People LOVE particle physics.

I just found the 3blue1brown of computer graphics, and I love it.

Wow really high quality vid, please make more like this, subbed

"Noita" *POLYMORPHINE TRAUMATIC STRESS DISORDER FLASHBACKS*

This is one of those videos that could last days and I would still be sad when it ended

I think I found my next little programming challenge for myself.

On a loosely related note, it always amuses me when Game Of Life is said to have 4 rules. It's really just 2 rules: 1- living cell dies if not next to 2 or 3 alive neighbors 2- dead cell is revived if next to 3 alive neighbors

What an amazing video! I learned a lot here, thank you! I can't wait for the next one!

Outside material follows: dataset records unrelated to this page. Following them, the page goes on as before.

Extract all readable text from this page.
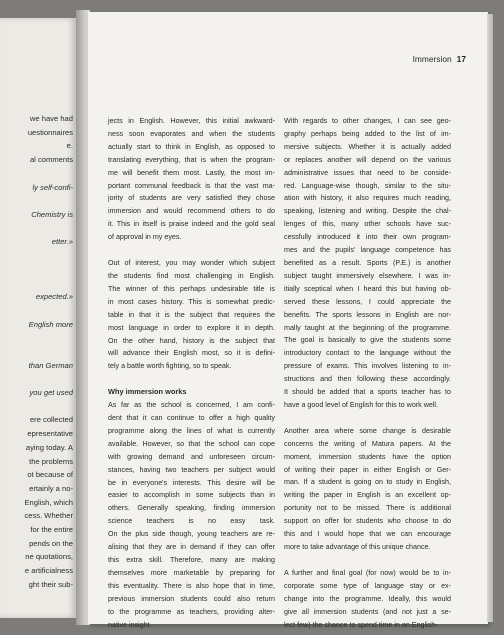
we have had
uestionnaires
e.
al comments
ly self-confi-
Chemistry is
etter.»
expected.»
English more
than German
you get used
ere collected
epresentative
aying today. A
the problems
ot because of
ertainly a no-
English, which
cess. Whether
for the entire
pends on the
ne quotations,
e artificialness
ght their sub-
Immersion 17

jects in English. However, this initial awkward-
ness soon evaporates and when the students
actually start to think in English, as opposed to
translating everything, that is when the program-
me will benefit them most. Lastly, the most im-
portant communal feedback is that the vast ma-
jority of students are very satisfied they chose
immersion and would recommend others to do
it. This in itself is praise indeed and the gold seal
of approval in my eyes.

Out of interest, you may wonder which subject
the students find most challenging in English.
The winner of this perhaps undesirable title is
in most cases history. This is somewhat predic-
table in that it is the subject that requires the
most language in order to explore it in depth.
On the other hand, history is the subject that
will advance their English most, so it is defini-
tely a battle worth fighting, so to speak.

Why immersion works

As far as the school is concerned, I am confi-
dent that it can continue to offer a high quality
programme along the lines of what is currently
available. However, so that the school can cope
with growing demand and unforeseen circum-
stances, having two teachers per subject would
be in everyone's interests. This desire will be
easier to accomplish in some subjects than in
others. Generally speaking, finding immersion
science teachers is no easy task.
On the plus side though, young teachers are re-
alising that they are in demand if they can offer
this extra skill. Therefore, many are making
themselves more marketable by preparing for
this eventuality. There is also hope that in time,
previous immersion students could also return
to the programme as teachers, providing alter-
native insight.

With regards to other changes, I can see geo-
graphy perhaps being added to the list of im-
mersive subjects. Whether it is actually added
or replaces another will depend on the various
administrative issues that need to be conside-
red. Language-wise though, similar to the situ-
ation with history, it also requires much reading,
speaking, listening and writing. Despite the chal-
lenges of this, many other schools have suc-
cessfully introduced it into their own program-
mes and the pupils' language competence has
benefited as a result. Sports (P.E.) is another
subject taught immersively elsewhere. I was in-
itially sceptical when I heard this but having ob-
served these lessons, I could appreciate the
benefits. The sports lessons in English are nor-
mally taught at the beginning of the programme.
The goal is basically to give the students some
introductory contact to the language without the
pressure of exams. This involves listening to in-
structions and then following these accordingly.
It should be added that a sports teacher has to
have a good level of English for this to work well.

Another area where some change is desirable
concerns the writing of Matura papers. At the
moment, immersion students have the option
of writing their paper in either English or Ger-
man. If a student is going on to study in English,
writing the paper in English is an excellent op-
portunity not to be missed. There is additional
support on offer for students who choose to do
this and I would hope that we can encourage
more to take advantage of this unique chance.

A further and final goal (for now) would be to in-
corporate some type of language stay or ex-
change into the programme. Ideally, this would
give all immersion students (and not just a se-
lect few) the chance to spend time in an English-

4:25 Some tips: If you notice, the ripples and interactions in the water are a bit similar so you can set the delay time for each particle and random time differently. And we have realistic water!

what happens when two particles want to move in the same place? this is something i've always had problems with when creating simulations like this, as top leftness always gets preference

I really love modular systems. Being able to set up a system, iterate on it all you want, and add new things based on that system is cool.

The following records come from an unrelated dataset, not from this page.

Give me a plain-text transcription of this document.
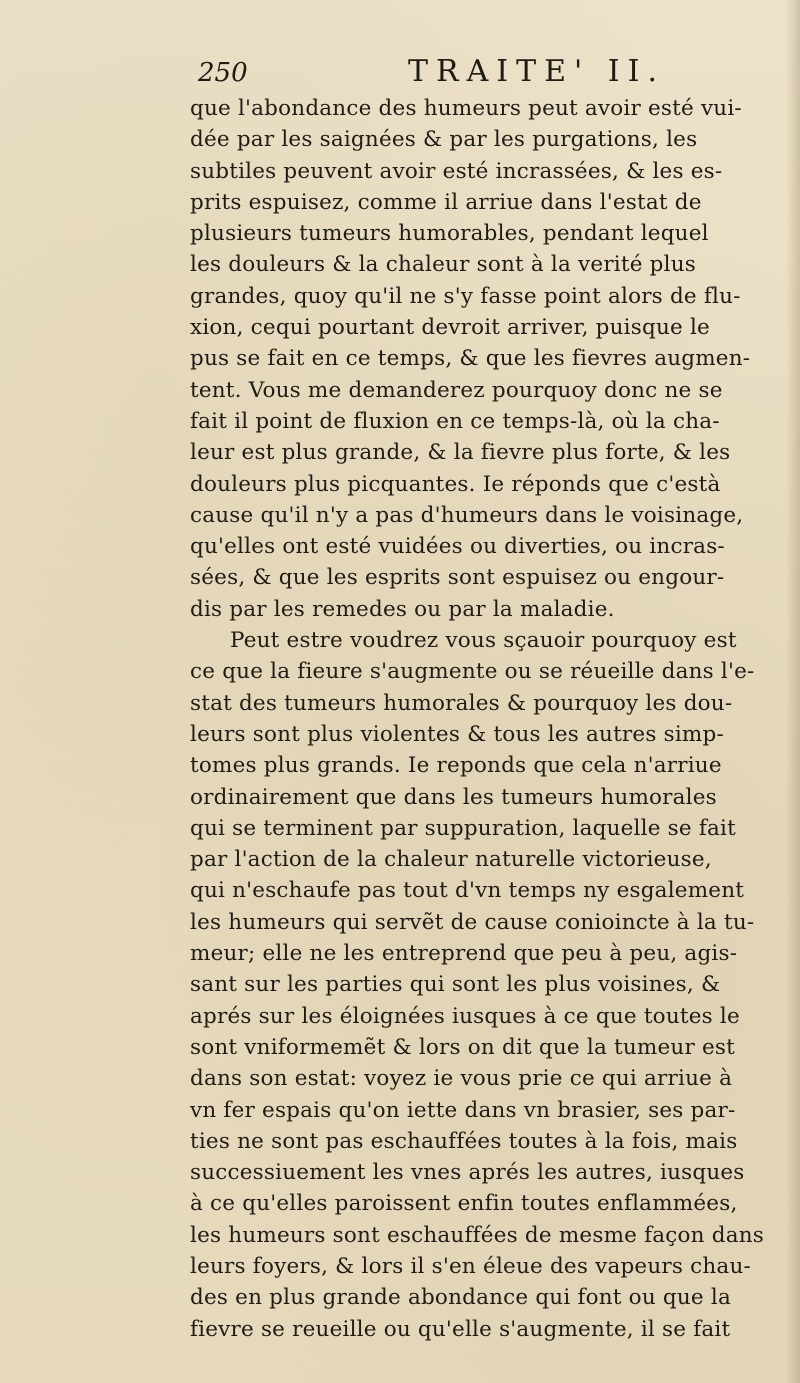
250	TRAITE' II.
que l'abondance des humeurs peut avoir esté vui-
dée par les saignées & par les purgations, les
subtiles peuvent avoir esté incrassées, & les es-
prits espuisez, comme il arriue dans l'estat de
plusieurs tumeurs humorables, pendant lequel
les douleurs & la chaleur sont à la verité plus
grandes, quoy qu'il ne s'y fasse point alors de flu-
xion, cequi pourtant devroit arriver, puisque le
pus se fait en ce temps, & que les fievres augmen-
tent. Vous me demanderez pourquoy donc ne se
fait il point de fluxion en ce temps-là, où la cha-
leur est plus grande, & la fievre plus forte, & les
douleurs plus picquantes. Ie réponds que c'està
cause qu'il n'y a pas d'humeurs dans le voisinage,
qu'elles ont esté vuidées ou diverties, ou incras-
sées, & que les esprits sont espuisez ou engour-
dis par les remedes ou par la maladie.
Peut estre voudrez vous sçauoir pourquoy est
ce que la fieure s'augmente ou se réueille dans l'e-
stat des tumeurs humorales & pourquoy les dou-
leurs sont plus violentes & tous les autres simp-
tomes plus grands. Ie reponds que cela n'arriue
ordinairement que dans les tumeurs humorales
qui se terminent par suppuration, laquelle se fait
par l'action de la chaleur naturelle victorieuse,
qui n'eschaufe pas tout d'vn temps ny esgalement
les humeurs qui servẽt de cause conioincte à la tu-
meur; elle ne les entreprend que peu à peu, agis-
sant sur les parties qui sont les plus voisines, &
aprés sur les éloignées iusques à ce que toutes le
sont vniformemẽt & lors on dit que la tumeur est
dans son estat: voyez ie vous prie ce qui arriue à
vn fer espais qu'on iette dans vn brasier, ses par-
ties ne sont pas eschauffées toutes à la fois, mais
successiuement les vnes aprés les autres, iusques
à ce qu'elles paroissent enfin toutes enflammées,
les humeurs sont eschauffées de mesme façon dans
leurs foyers, & lors il s'en éleue des vapeurs chau-
des en plus grande abondance qui font ou que la
fievre se reueille ou qu'elle s'augmente, il se fait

Okay YOU REALLY deserve more views. This is high quality content, right there

Awesome video. You’re like the Bob Ross of sand simulators. Keep it coming!

This maybe one of my favorite coding videos of all time. Very precise and very informative. Good job dude

Bruuuuuh... :O Particles are indeed the most important part of a good game

Things like this are exactly why I wanted to get into game design in the first place. I am utterly fascinated by game physics, especially convincing fluid simulations.

Really well explained, and a high production value. Hoping to see more :) P.s. at 2:07 you accidentally switched from counting in bytes to counting in bits, the total should be much smaller

I attempted this a while back. I can't believe I didn't try to travel to each cell along a path to handle velocity. I guess I thought it would be too taxing on my computer to run smoothly but, looking at your results, it seems to work well enough. Great video, I really enjoyed it!

Insanely informative and visually stunning. Thanks a lot for sharing!